Horns

In Films by Alex Moss Editor

While the author of Horns Joe Hill may sound like a Batman villain he is in fact the son of horror maestro Stephen King. And like his dark minded dad Hill seems to have a wondrous ability to tap into a macabre, twisted sense of storytelling, but as any King fan will attest not all his books make for good films. So is Horns a Shining example of horror or a nightmare of Dreamcatcher proportion?

Ig (Daniel Radcliffe) and Merrin (Juno Temple) are childhood sweethearts very much in love. But one alcohol fuelled night Ig passes out and the following morning Merrin turns up brutally murdered. With the whole town assuming Ig is the killer he is forced to hide behind closed doors while his best friend and lawyer Lee (Max Minghella) tries to get Ig off the murder charges. But waking one morning Ig has unleashed the devil inside and has sprouted horns. Despite his unsightly demonic look Ig’s new powers allow him to force people to confess their sins and so sets out to find and bring his own brand of justice to Merrin’s killer.

Horns’ biggest issue is that like so many of King film adaptations the filmmakers seem to have missed the point of the source material. Hill’s novel is a fun twisty turny dark romance, the emphasis always being on Ig’s love for Merrin and the inner turmoil he goes through believing he could have killed her. The film discards almost of all this, only briefly touching upon it for a bit of emotional manipulation, and instead makes the concept rather than the story the focus point.

Director Alexandre Aja, who is always at his best when dealing with horror rather than black comedy, fails to pinpoint the tone of the movie. At times it wants to be a chilling mystery but then delves into jarring slapstick comedy as Ig flexes his new abilities.
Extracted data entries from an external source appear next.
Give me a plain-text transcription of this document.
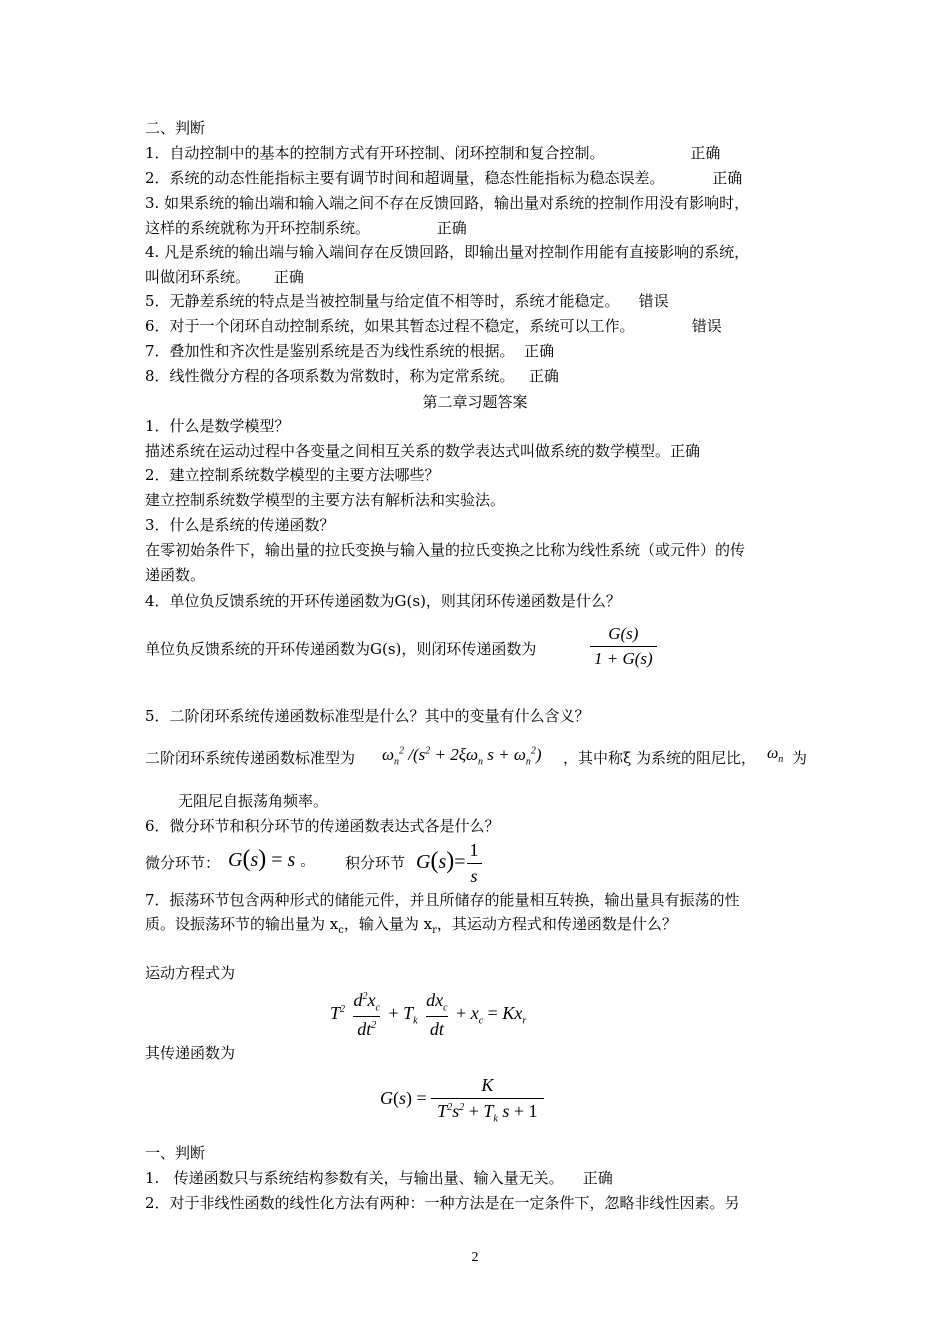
二、判断
1．自动控制中的基本的控制方式有开环控制、闭环控制和复合控制。                  正确
2．系统的动态性能指标主要有调节时间和超调量，稳态性能指标为稳态误差。          正确
3. 如果系统的输出端和输入端之间不存在反馈回路，输出量对系统的控制作用没有影响时，
这样的系统就称为开环控制系统。              正确
4. 凡是系统的输出端与输入端间存在反馈回路，即输出量对控制作用能有直接影响的系统，
叫做闭环系统。     正确
5．无静差系统的特点是当被控制量与给定值不相等时，系统才能稳定。    错误
6．对于一个闭环自动控制系统，如果其暂态过程不稳定，系统可以工作。            错误
7．叠加性和齐次性是鉴别系统是否为线性系统的根据。  正确
8．线性微分方程的各项系数为常数时，称为定常系统。   正确
第二章习题答案
1．什么是数学模型？
描述系统在运动过程中各变量之间相互关系的数学表达式叫做系统的数学模型。正确
2．建立控制系统数学模型的主要方法哪些？
建立控制系统数学模型的主要方法有解析法和实验法。
3．什么是系统的传递函数？
在零初始条件下，输出量的拉氏变换与输入量的拉氏变换之比称为线性系统（或元件）的传
递函数。
4．单位负反馈系统的开环传递函数为G(s)，则其闭环传递函数是什么？
单位负反馈系统的开环传递函数为G(s)，则闭环传递函数为	$\frac{G(s)}{1 + G(s)}$
5．二阶闭环系统传递函数标准型是什么？其中的变量有什么含义？
二阶闭环系统传递函数标准型为 $\omega_n^2$ $/(s^2 + 2\xi\omega_n$ $s + \omega_n^2$) ，其中称ξ 为系统的阻尼比， $\omega_n$ 为
无阻尼自振荡角频率。
6．微分环节和积分环节的传递函数表达式各是什么？
微分环节： G(s) = s 。 积分环节 $G(s)= \frac{1}{s}$
7．振荡环节包含两种形式的储能元件，并且所储存的能量相互转换，输出量具有振荡的性
质。设振荡环节的输出量为 $x_c$，输入量为 $x_r$，其运动方程式和传递函数是什么？
运动方程式为
$T^2 \frac{d^2x_c}{dt^2} + T_k \frac{dx_c}{dt} + x_c = Kx_r$
其传递函数为
$G(s) = \frac{K}{T^2s^2 + T_k s + 1}$
一、判断
1.   传递函数只与系统结构参数有关，与输出量、输入量无关。    正确
2．对于非线性函数的线性化方法有两种：一种方法是在一定条件下，忽略非线性因素。另
2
The look is solid, capturing the lush greens of Ig and Merrin’s forest tree house and the drab look of the small town they inhabit. But it ambles along, missing the key plot points in favour of red herrings and misguided attempts at humour.

But the most frustrating thing about Horns is what could have been. As in the book the film dips in and out of Ig and Merrin’s childhood days. In these scenes the film shows potential, a kind of Stand By Me with a hint of destiny nestled beneath the surface of the hijinks. But, presumably because someone was worried about having star name Daniel Radcliffe off screen for too long, these moments are fleeting and throwaway rather than lending the key context of the film’s narrative.

Joe Hill’s book is a dark delight and one that deserves much better than this filmic adaptation. Dull and missing the point and heart of the source novel Horns is less devilishly good and more bored goat.